India will need nearly USD 4.5 trillion in infrastructure investment by 2030 to support its growth goals, said Sivasubramanian Ramann, chairman of the Pension Fund Regulatory and Development Authority (PFRDA), at a conference organised by the National Bank for Financing Infrastructure and Development (NaBFID). According to reports from NITI Aayog and the World Bank, this investment is needed to maintain momentum in urbanisation, transport, and energy development.


Ramann explained that infrastructure spending delivers wider economic benefits, and to unlock this potential, capital markets must play a larger role. He highlighted the Reserve Bank of India's recent move to lower provisioning on infrastructure loans from 5% to 1%, calling it an important step in easing funding pressures on lenders.

He said financing responsibilities are slowly shifting from banks to pension funds and insurance companies, which are better suited for projects with long gestation periods. He added that credit flow to delayed projects could improve from October 2025, once regulatory changes are in force.

Challenges remain in the sector, including high leverage, weaker credit profiles and long project cycles that discourage companies from raising funds through bonds. Ramann said bond issuances by infrastructure firms are still small, with borrowers largely relying on long-tenure loans instead.
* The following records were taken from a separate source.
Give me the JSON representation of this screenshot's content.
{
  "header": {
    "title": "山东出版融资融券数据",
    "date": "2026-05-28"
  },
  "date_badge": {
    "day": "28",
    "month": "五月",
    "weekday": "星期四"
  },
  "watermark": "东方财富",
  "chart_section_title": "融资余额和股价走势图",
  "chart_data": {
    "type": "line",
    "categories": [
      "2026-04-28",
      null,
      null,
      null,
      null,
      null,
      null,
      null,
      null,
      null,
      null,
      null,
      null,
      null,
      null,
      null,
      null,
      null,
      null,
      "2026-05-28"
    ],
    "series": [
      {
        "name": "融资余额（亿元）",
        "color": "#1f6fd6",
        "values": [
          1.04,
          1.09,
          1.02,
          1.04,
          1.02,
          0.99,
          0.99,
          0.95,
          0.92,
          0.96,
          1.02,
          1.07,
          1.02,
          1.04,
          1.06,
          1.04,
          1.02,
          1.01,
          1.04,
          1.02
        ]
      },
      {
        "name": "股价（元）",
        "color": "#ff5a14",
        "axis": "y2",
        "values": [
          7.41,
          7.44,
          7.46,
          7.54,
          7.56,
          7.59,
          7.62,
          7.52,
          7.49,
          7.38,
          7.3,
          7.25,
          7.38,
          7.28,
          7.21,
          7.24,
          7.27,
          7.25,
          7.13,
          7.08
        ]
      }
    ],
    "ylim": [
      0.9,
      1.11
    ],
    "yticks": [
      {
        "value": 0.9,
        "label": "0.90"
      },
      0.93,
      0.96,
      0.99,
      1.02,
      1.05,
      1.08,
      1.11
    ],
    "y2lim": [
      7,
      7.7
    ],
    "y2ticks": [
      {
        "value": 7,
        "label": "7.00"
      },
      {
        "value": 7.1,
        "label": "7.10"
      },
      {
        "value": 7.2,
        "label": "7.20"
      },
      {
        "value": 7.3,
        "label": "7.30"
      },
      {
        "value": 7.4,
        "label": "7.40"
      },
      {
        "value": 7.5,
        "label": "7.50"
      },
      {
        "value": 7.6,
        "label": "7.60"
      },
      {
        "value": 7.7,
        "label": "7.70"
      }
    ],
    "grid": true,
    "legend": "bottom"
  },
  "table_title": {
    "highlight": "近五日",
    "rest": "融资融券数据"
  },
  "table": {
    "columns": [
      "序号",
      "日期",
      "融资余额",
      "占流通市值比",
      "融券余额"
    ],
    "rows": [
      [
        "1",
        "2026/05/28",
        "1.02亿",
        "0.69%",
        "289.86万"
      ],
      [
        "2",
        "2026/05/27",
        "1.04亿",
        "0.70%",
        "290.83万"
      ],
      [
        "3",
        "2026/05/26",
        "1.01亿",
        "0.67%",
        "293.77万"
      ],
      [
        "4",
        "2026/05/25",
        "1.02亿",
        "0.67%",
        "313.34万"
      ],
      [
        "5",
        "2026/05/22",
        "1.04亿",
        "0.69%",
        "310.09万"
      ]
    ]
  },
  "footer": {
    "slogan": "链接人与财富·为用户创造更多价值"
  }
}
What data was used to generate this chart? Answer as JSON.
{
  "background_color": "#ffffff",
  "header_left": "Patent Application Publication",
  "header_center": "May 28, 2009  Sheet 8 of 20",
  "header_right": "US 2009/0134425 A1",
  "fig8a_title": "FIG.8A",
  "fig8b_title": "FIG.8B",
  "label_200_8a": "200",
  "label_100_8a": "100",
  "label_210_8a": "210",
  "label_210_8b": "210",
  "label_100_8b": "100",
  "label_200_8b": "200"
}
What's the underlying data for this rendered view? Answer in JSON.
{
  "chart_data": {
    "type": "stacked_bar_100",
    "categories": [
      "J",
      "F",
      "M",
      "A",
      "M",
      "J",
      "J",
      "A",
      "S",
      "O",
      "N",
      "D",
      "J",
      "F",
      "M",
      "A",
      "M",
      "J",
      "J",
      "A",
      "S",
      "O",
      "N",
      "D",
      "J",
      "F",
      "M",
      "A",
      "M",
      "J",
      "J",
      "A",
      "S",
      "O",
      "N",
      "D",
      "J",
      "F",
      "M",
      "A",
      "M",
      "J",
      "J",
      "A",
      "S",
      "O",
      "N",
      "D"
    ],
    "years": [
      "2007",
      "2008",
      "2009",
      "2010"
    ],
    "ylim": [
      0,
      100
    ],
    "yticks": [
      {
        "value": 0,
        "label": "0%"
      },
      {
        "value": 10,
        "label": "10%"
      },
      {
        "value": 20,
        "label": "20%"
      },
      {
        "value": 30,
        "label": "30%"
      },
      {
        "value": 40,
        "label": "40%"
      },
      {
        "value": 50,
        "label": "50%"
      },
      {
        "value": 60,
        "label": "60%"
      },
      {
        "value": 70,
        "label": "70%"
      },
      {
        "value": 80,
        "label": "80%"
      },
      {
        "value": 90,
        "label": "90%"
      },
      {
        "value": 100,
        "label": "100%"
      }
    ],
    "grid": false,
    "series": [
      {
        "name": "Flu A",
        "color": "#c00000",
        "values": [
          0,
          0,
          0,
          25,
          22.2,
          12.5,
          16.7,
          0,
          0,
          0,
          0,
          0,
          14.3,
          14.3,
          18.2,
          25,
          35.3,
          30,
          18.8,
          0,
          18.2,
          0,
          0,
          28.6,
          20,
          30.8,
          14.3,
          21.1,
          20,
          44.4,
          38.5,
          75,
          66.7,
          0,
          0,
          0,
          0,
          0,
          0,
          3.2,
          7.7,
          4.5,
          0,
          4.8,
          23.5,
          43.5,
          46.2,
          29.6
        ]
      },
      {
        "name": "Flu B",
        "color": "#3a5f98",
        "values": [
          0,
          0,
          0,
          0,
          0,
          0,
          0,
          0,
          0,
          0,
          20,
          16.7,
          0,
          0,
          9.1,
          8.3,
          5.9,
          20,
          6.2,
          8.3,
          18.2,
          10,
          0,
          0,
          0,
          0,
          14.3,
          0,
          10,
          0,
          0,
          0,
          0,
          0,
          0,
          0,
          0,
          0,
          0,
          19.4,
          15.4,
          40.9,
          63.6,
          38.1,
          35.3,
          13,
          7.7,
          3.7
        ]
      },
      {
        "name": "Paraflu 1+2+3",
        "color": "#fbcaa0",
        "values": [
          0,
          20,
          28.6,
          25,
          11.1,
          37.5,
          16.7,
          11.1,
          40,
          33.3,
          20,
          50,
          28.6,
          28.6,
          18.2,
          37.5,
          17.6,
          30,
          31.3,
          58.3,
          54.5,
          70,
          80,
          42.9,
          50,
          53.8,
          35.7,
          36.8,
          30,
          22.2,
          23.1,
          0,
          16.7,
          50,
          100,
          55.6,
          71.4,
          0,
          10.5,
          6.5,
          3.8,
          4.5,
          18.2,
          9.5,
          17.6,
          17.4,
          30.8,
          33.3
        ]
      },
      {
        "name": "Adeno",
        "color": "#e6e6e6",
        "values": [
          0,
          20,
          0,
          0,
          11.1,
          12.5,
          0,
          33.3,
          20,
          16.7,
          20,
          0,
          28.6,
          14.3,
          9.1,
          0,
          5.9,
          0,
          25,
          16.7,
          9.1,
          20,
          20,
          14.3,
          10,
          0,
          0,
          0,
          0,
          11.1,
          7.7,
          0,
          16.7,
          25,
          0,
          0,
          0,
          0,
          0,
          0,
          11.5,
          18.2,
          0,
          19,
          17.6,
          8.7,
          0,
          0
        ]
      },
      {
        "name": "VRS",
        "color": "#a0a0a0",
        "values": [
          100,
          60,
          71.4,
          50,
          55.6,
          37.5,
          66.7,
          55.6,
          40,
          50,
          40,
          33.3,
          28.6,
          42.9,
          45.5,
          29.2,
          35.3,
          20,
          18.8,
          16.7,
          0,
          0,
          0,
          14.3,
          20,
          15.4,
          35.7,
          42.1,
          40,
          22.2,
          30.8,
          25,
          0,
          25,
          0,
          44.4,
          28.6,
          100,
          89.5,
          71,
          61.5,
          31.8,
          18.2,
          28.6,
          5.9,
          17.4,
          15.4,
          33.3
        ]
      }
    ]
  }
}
To widen financing options, PFRDA has floated a draft credit enhancement scheme linked to securitisation of infrastructure loans. Ramann said this could attract a broader pool of investors, including insurers and corporates, alongside banks and traditional lenders.

India's infrastructure pipeline has been one of the largest globally. In the Union Budget for FY26, the government allocated INR 11.21 lakh crore for infrastructure, following consistent double-digit growth in public capital expenditure in the past three years. Flagship programmes such as Bharatmala for highways, Sagarmala for port development, Gati Shakti for multi-modal connectivity and dedicated freight corridors for rail have created sustained demand for long-term funding. By comparison, China invested more than USD 6 trillion in infrastructure during the last decade, underlining the scale India is now aiming to match.